Your worry plays a large role if you answered yes to all six questions. The fewer yeses, the better and healthier you are. You have a moderate level of worry if you answered three to four yeses and a low level of worry if you only have one yes. Worry, a mental part of anxiety, can create anxiety thoughts, indicated by “what if…” or focus on “what might happen…”

Therefore, the more yeses you have, the more excessively worried you are, which means you build up maladaptive anxiety thoughts.  Your anxiety thoughts become chronic or disorder when they interfere and disable your daily life.

Here are the dynamics: (1) worry becomes anxiety thoughts, (2) anxiety thoughts provoke unrealistic fears, (3) fears are strengthened and become progressive, especially when those are parallel or matching with past happenings, (4) the past happenings apparent at the present moment as a feeling of doom, unease, or apprehensive which are continuously lingering in mind, and go beyond the real danger itself, and (5) fears then generate disorderly panic because of the experiences of steep terror from the uncertainties.

You will be amazed when you realize how, in this case, the objects of your “fears” are unclear. Realities and irrealities are then indistinguishable. Body and emotions react strongly to give a response to fight or to flight.  But if you decide to fight, the questions are, who or what will you fight? And how are you going to fight?

The “enemies” are not there, and yet they are there in the thoughts. They are expressed through your emotions and body reactions.
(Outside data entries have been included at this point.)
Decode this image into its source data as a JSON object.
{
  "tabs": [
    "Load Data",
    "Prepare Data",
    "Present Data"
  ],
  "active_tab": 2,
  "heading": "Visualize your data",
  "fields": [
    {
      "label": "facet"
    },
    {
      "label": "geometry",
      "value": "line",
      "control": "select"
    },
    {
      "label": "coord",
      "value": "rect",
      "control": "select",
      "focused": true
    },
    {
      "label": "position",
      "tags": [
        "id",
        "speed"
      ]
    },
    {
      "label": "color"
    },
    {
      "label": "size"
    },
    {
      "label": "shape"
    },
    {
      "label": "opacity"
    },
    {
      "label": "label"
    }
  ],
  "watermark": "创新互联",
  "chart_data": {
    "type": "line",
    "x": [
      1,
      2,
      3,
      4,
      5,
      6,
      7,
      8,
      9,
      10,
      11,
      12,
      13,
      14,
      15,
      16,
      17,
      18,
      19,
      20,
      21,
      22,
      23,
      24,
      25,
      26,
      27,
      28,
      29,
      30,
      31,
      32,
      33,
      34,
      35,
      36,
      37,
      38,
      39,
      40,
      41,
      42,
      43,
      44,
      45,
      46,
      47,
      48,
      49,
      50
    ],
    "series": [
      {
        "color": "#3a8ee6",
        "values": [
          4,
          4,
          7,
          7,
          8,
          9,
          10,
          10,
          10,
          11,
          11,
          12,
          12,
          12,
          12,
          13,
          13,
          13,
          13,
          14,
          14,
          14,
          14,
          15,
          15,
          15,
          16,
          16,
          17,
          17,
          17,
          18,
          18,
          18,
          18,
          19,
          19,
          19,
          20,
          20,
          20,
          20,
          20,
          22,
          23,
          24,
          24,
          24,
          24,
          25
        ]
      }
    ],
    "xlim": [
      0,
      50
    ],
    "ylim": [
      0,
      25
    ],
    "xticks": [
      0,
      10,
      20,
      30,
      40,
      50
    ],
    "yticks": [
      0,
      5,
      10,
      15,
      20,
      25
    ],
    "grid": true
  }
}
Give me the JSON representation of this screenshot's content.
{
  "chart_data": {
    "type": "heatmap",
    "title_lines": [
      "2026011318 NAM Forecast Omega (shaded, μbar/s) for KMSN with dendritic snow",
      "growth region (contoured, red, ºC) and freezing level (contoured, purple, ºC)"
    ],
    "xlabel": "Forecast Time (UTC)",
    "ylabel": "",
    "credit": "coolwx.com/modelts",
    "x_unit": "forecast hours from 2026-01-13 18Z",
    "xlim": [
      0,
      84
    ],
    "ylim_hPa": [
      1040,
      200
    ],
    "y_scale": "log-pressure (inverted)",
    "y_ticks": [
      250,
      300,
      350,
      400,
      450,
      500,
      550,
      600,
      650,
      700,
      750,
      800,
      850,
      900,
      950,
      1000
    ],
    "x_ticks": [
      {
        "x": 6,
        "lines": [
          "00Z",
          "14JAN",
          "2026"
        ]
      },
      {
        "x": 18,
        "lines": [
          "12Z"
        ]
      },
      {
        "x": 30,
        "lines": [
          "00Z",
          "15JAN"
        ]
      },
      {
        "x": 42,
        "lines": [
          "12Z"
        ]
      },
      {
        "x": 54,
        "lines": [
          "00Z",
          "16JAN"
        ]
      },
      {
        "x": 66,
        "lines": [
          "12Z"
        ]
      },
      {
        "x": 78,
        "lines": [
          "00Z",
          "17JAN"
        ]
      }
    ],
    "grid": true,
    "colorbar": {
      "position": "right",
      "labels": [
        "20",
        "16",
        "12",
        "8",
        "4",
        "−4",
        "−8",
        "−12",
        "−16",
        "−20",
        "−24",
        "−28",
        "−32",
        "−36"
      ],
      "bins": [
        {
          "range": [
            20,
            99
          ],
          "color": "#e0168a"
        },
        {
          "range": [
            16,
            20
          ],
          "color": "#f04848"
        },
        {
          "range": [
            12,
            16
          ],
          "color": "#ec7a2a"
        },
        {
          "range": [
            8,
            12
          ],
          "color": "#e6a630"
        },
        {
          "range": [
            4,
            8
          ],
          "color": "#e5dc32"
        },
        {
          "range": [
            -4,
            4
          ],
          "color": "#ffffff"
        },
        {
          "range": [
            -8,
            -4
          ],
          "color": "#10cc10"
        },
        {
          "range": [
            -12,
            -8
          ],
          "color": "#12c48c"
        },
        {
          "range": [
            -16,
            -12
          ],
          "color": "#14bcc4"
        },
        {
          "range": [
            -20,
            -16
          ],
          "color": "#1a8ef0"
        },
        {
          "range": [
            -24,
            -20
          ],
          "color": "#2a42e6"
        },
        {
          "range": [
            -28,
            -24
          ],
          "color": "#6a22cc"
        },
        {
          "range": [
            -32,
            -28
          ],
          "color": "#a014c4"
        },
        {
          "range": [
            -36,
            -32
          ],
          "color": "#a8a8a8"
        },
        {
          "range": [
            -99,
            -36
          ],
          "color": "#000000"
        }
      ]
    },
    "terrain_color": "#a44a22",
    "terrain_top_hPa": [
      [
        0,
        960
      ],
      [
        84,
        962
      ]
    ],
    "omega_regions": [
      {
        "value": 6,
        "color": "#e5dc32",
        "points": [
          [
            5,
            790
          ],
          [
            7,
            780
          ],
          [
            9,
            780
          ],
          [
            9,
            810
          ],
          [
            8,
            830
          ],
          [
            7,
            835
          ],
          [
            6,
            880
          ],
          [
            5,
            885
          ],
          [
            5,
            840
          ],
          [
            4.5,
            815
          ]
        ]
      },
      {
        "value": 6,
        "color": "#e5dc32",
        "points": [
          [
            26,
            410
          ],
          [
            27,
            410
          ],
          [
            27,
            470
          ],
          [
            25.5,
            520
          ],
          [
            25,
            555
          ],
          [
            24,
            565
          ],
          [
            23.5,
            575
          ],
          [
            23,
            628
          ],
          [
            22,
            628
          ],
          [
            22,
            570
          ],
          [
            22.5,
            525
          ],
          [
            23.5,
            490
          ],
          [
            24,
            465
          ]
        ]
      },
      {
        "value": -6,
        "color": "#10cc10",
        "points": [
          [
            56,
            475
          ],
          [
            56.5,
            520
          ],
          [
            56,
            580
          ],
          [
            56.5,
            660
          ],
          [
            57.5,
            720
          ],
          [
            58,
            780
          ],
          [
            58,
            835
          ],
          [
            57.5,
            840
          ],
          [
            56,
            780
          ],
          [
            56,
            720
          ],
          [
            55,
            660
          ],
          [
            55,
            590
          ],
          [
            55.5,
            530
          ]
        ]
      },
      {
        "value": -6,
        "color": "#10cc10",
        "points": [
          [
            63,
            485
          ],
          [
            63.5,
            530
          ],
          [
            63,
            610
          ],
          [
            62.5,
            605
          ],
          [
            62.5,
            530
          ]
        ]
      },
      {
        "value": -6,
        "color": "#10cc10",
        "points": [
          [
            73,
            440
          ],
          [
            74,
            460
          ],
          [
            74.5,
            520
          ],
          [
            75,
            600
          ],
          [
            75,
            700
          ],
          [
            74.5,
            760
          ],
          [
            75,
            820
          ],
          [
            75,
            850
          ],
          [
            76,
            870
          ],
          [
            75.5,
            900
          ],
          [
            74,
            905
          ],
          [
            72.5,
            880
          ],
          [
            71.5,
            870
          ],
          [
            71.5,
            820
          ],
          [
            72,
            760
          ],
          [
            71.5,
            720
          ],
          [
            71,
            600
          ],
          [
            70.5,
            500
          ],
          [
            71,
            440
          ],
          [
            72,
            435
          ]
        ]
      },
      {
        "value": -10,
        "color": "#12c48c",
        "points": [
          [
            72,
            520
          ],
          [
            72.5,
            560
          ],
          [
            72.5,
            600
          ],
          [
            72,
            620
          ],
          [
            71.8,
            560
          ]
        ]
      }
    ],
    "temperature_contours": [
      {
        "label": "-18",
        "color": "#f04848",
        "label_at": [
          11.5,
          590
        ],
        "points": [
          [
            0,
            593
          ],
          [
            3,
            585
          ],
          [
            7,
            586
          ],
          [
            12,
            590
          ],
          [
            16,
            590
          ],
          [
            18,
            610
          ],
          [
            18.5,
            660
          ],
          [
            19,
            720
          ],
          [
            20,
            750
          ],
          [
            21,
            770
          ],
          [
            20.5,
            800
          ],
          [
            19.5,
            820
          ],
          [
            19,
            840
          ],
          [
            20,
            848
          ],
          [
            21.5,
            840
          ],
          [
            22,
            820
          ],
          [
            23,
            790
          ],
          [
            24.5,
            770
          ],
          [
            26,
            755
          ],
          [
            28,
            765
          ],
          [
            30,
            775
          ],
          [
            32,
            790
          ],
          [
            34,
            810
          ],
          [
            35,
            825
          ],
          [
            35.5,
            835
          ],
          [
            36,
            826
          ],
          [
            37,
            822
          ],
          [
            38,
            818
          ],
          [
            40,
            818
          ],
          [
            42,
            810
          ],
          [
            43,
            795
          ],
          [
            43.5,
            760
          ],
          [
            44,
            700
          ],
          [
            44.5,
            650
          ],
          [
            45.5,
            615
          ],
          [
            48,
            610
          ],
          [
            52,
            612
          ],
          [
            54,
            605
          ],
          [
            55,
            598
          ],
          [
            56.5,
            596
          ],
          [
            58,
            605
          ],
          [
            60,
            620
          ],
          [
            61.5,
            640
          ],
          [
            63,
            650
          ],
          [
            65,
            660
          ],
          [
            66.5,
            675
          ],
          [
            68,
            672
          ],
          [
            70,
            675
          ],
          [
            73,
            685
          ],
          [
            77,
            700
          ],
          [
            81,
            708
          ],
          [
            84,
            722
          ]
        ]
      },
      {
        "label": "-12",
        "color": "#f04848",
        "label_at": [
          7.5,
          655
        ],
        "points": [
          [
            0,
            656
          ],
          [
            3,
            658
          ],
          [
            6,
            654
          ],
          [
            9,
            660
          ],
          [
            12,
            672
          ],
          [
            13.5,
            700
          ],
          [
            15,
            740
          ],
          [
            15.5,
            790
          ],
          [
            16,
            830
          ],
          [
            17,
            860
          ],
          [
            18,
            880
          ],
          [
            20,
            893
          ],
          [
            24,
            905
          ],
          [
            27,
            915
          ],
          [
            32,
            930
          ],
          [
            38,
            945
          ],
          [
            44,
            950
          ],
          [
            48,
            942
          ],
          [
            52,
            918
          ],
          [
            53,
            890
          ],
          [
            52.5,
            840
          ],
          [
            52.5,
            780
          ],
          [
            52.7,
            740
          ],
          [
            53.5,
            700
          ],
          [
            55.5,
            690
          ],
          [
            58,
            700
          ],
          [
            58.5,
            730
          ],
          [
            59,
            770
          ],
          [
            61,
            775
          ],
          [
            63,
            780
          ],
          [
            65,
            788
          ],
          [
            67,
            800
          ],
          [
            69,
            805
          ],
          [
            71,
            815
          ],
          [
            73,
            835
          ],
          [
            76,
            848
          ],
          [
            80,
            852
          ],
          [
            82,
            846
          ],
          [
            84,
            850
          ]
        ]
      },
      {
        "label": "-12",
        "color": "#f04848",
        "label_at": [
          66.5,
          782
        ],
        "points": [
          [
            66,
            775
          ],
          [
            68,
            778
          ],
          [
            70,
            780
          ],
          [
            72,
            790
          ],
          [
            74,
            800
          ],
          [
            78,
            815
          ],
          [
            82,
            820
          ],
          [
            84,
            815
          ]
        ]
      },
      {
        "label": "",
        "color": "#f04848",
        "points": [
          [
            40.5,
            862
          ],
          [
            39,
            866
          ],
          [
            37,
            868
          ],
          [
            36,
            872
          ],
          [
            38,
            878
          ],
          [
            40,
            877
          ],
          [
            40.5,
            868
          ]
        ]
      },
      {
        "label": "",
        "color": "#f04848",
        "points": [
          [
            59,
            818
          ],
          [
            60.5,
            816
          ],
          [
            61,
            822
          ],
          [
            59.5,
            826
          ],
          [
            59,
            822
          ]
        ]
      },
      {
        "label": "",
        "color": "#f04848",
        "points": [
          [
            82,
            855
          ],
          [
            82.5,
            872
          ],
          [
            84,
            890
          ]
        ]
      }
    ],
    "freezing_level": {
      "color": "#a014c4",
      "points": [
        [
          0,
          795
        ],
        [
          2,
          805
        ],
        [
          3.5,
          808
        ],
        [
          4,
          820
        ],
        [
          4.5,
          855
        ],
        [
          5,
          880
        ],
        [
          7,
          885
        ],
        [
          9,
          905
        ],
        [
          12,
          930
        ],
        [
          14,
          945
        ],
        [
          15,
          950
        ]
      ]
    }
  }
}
Your thoughts are your “enemies.” Your mind is the racing field of disordered thoughts. You then accumulate and hoard more and more anxieties by being anxious with your anxious mind, and your anxious mind is anxious to be unable to stop being anxious.

If you come to this point, perhaps you need professional help. With properly organized and holistic (i.e., medical, psychological, and spiritual) interventions by the well-trained therapist, you learn to regain power over your anxious thoughts. Don’t wait any longer. You will then learn to be a warrior rather than a worrier in the therapeutic journey.